After extensive training, I got a model which consistently beat the Word2Vec baseline. But the results weren't too great /:(
w2v 300 | drmm_tks | difference | % improvement over w2v | |
---|---|---|---|---|
num_q | 873 | 873 | 0 | 0 |
num_ret | 8672 | 8672 | 0 | 0 |
num_rel | 1040 | 1040 | 0 | 0 |
num_rel_ret | 1040 | 1040 | 0 | 0 |
map | 0.5772 | 0.6259 | 0.0487 | 8.437283437 |
ndcg_cut_1 | 0.4124 | 0.4731 | 0.0607 | 14.71871969 |
ndcg_cut_3 | 0.5596 | 0.6191 | 0.0595 | 10.63259471 |
ndcg_cut_5 | 0.6244 | 0.67 | 0.0456 | 7.30301089 |
ndcg_cut_10 | 0.6676 | 0.7095 | 0.0419 | 6.276213301 |
ndcg_cut_20 | 0.6817 | 0.7201 | 0.0384 | 5.632976383 |
gm_map | 0.4459 | 0.4966 | 0.0507 | 11.37026239 |
Rprec | 0.3996 | 0.4613 | 0.0617 | 15.44044044 |
bpref | 0.3977 | 0.4594 | 0.0617 | 15.51420669 |
recip_rank | 0.589 | 0.642 | 0.053 | 8.998302207 |
iprec_at_recall_0.00 | 0.5942 | 0.6449 | 0.0507 | 8.532480646 |
iprec_at_recall_0.10 | 0.5942 | 0.6449 | 0.0507 | 8.532480646 |
iprec_at_recall_0.20 | 0.5942 | 0.6449 | 0.0507 | 8.532480646 |
iprec_at_recall_0.30 | 0.5935 | 0.6437 | 0.0502 | 8.458298231 |
iprec_at_recall_0.40 | 0.5885 | 0.6397 | 0.0512 | 8.700084962 |
iprec_at_recall_0.50 | 0.5882 | 0.6396 | 0.0514 | 8.738524311 |
iprec_at_recall_0.60 | 0.5697 | 0.6136 | 0.0439 | 7.705810075 |
iprec_at_recall_0.70 | 0.5697 | 0.6136 | 0.0439 | 7.705810075 |
iprec_at_recall_0.80 | 0.5665 | 0.6115 | 0.045 | 7.943512798 |
iprec_at_recall_0.90 | 0.566 | 0.6115 | 0.0455 | 8.038869258 |
iprec_at_recall_1.00 | 0.566 | 0.6115 | 0.0455 | 8.038869258 |
P_5 | 0.1908 | 0.1956 | 0.0048 | 2.51572327 |
P_10 | 0.1116 | 0.1132 | 0.0016 | 1.433691756 |
P_15 | 0.0778 | 0.078 | 0.0002 | 0.2570694087 |
P_20 | 0.0592 | 0.0592 | 0 | 0 |
P_30 | 0.0397 | 0.0397 | 0 | 0 |
P_100 | 0.0119 | 0.0119 | 0 | 0 |
P_200 | 0.006 | 0.006 | 0 | 0 |
P_500 | 0.0024 | 0.0024 | 0 | 0 |
P_1000 | 0.0012 | 0.0012 | 0 | 0 |
Alas, the model we made is better but not so much better.
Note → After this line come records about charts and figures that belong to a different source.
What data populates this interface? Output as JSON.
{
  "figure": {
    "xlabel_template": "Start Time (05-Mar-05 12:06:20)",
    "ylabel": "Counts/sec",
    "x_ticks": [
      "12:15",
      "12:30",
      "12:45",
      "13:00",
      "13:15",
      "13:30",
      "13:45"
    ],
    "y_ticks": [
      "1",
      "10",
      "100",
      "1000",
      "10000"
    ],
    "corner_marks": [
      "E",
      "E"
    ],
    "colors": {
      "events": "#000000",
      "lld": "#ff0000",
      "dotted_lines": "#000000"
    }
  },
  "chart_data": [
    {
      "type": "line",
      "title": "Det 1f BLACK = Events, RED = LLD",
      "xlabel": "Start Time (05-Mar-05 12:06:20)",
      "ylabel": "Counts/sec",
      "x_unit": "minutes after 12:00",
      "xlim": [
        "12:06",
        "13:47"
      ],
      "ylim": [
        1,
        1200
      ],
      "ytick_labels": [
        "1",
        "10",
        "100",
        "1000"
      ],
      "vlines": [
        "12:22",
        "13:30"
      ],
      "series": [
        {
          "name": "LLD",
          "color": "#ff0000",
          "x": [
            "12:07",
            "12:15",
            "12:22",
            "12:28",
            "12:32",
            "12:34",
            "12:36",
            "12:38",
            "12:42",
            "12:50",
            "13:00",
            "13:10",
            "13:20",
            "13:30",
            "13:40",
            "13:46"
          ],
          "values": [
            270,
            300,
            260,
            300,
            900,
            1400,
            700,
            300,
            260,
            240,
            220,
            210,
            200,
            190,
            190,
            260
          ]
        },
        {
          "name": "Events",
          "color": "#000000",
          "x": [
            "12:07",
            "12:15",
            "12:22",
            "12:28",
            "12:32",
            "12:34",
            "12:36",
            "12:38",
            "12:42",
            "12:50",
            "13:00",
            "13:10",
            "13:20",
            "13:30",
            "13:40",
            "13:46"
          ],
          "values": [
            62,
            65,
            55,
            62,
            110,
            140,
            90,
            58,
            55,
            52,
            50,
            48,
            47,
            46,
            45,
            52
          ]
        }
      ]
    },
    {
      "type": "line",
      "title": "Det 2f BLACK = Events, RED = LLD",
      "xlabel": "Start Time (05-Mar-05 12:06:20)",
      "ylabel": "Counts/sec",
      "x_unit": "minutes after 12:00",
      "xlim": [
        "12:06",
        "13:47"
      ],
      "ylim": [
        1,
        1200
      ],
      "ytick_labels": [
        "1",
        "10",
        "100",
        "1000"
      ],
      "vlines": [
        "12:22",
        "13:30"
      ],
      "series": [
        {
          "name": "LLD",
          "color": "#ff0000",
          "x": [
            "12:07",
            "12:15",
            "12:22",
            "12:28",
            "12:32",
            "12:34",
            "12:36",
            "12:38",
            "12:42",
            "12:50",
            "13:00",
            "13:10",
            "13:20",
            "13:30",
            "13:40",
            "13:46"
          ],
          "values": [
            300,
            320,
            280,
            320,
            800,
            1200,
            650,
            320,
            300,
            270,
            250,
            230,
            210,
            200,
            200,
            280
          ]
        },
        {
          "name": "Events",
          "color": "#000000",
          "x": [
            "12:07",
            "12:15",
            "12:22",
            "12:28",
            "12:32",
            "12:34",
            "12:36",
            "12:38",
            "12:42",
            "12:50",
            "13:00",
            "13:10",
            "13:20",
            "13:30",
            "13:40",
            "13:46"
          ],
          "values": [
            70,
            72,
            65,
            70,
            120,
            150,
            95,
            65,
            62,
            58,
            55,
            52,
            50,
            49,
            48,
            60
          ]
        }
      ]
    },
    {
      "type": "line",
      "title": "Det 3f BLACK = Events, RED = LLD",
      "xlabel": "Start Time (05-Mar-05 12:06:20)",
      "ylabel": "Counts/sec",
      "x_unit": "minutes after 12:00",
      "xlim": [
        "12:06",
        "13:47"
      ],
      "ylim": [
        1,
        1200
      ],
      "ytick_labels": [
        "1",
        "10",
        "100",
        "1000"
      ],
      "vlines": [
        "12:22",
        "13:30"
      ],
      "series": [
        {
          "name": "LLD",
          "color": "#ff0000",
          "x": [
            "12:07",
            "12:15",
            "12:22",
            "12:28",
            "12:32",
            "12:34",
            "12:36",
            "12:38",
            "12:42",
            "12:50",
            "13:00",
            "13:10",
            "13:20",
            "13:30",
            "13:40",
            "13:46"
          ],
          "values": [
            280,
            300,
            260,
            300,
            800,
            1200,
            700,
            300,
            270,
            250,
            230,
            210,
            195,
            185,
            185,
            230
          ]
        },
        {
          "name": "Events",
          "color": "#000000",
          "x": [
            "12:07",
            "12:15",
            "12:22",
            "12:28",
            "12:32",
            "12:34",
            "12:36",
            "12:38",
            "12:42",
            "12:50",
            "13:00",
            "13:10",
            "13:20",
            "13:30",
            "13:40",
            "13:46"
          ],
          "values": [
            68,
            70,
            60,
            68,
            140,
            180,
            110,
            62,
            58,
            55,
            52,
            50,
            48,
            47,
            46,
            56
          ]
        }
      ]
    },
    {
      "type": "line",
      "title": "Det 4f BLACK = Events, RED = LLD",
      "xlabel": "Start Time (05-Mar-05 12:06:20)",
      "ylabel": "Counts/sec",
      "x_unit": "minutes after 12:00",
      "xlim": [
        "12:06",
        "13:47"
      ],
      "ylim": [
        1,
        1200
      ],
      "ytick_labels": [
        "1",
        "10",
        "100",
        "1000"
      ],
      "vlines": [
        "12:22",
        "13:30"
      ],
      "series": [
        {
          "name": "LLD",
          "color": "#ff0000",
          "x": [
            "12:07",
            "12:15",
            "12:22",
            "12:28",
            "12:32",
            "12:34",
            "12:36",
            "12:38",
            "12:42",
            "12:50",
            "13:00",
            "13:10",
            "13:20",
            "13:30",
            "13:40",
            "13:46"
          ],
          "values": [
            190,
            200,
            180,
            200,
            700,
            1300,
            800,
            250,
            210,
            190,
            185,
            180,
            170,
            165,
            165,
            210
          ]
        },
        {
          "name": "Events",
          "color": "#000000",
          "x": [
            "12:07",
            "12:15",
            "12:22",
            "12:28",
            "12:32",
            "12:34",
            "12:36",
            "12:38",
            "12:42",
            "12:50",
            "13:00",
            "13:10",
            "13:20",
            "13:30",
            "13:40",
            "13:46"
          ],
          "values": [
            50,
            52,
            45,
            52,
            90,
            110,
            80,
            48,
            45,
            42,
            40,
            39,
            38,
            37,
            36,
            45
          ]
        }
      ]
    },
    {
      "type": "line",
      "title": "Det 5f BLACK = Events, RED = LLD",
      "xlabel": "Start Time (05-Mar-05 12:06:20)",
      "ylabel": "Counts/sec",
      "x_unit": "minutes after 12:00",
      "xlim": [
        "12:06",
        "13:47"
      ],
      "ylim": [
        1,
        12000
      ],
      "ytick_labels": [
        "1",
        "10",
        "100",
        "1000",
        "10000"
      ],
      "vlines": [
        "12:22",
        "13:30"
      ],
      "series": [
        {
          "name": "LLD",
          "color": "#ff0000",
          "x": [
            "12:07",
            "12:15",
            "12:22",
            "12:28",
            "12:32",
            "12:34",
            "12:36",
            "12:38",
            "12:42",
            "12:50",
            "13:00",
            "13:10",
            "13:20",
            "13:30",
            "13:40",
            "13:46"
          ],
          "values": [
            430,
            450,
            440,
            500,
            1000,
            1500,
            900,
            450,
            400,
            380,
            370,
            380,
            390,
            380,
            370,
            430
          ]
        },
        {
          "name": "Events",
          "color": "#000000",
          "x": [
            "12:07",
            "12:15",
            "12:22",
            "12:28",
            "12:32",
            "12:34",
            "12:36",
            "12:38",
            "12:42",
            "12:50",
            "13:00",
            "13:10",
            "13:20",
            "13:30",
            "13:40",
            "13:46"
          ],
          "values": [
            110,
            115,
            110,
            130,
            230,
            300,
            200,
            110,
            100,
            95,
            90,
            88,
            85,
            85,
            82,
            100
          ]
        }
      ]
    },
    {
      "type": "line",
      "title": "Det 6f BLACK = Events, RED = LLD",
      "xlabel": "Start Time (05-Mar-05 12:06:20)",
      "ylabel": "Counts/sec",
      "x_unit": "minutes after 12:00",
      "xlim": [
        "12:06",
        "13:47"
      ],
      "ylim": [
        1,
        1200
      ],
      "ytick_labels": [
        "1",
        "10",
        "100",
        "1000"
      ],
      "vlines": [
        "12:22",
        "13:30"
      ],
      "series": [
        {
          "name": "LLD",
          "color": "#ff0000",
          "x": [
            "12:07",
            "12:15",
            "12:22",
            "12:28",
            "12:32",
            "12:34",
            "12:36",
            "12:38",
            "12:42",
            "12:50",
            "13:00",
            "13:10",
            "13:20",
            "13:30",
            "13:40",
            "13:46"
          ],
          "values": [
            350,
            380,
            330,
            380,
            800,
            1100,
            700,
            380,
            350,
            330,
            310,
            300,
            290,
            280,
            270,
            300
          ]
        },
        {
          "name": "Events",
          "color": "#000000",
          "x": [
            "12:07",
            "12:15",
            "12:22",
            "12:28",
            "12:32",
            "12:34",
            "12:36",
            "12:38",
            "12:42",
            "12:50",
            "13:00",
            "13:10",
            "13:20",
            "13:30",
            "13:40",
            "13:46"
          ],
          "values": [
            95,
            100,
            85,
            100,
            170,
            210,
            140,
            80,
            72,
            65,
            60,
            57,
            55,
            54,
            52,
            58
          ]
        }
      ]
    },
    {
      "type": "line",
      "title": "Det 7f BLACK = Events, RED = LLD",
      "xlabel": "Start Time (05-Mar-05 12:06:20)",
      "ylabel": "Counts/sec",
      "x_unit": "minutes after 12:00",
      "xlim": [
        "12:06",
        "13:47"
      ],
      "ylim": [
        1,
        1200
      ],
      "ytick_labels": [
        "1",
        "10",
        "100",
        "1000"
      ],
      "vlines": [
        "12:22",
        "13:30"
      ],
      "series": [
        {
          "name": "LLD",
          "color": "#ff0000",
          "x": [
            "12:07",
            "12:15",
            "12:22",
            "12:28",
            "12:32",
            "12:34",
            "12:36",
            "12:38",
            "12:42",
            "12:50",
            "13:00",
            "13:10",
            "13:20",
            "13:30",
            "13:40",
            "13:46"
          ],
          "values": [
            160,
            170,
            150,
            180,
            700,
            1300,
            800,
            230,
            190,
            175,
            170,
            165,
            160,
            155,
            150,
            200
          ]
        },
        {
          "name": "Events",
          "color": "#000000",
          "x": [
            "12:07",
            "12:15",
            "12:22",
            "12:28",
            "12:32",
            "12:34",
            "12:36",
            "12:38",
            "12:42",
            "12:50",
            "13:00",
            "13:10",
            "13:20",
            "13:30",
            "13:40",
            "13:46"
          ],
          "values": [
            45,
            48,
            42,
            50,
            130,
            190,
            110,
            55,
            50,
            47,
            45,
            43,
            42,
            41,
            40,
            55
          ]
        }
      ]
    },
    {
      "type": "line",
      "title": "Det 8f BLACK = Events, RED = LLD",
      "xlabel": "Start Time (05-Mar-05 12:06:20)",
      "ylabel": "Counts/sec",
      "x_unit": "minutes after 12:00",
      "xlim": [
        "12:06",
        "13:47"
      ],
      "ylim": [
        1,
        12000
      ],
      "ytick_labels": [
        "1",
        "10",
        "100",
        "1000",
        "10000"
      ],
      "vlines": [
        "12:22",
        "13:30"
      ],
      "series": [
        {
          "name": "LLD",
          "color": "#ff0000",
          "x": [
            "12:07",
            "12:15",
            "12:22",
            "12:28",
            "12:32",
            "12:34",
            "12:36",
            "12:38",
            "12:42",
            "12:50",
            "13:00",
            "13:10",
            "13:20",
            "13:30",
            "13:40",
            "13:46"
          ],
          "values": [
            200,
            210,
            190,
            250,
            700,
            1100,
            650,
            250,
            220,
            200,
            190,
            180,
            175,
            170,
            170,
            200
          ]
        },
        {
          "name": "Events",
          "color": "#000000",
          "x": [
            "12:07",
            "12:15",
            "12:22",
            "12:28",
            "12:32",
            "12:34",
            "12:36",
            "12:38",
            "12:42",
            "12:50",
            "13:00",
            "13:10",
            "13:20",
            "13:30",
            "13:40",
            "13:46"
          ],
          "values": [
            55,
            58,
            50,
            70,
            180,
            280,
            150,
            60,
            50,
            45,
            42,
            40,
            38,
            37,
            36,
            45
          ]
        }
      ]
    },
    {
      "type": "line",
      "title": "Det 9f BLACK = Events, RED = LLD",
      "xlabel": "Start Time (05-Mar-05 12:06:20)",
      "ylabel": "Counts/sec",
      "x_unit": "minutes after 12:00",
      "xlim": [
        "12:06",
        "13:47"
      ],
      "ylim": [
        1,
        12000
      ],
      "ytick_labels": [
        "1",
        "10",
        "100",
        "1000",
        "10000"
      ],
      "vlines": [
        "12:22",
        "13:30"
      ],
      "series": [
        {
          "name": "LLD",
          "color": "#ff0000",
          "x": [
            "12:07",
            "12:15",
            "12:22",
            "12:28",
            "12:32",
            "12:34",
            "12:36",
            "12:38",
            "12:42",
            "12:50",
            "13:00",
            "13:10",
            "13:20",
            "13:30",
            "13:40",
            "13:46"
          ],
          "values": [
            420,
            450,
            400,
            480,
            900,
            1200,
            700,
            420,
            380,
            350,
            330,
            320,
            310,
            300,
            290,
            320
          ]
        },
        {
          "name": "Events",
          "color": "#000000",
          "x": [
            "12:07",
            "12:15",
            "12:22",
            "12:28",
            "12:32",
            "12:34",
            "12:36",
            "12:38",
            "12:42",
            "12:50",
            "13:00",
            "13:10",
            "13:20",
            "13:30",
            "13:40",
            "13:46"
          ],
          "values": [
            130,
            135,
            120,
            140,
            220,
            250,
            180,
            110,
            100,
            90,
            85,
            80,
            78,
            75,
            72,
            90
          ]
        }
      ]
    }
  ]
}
This still needs more validation but the results probably won't change so much considering the highest ever recordrded WikiQA score is 0.65 and my model gets 0.62. Even if I manged to get 0.67, which is a 0.1 improvement, it wouldn't be considerably more to justify practical usage
Future Work
There still needs to be some more validation on the above results which is what I am working on for the next few days. I will update this post with more details and the code as soon as possible. Now, it remains to be decided whether we should publish the code with the incremental improvement so it can help a few people or shelve this project and work on something which can be merged in the next few weeks.
Conclusion
Research is hard. It won’t always lead to positive results. Sometimes a negative result is an important result as well. Edison went through 1600 metals before finding the right one. I have to admit, I am bit disappointed but that is the way of science and things. Hopefully my reproducible results will help someone else down this path.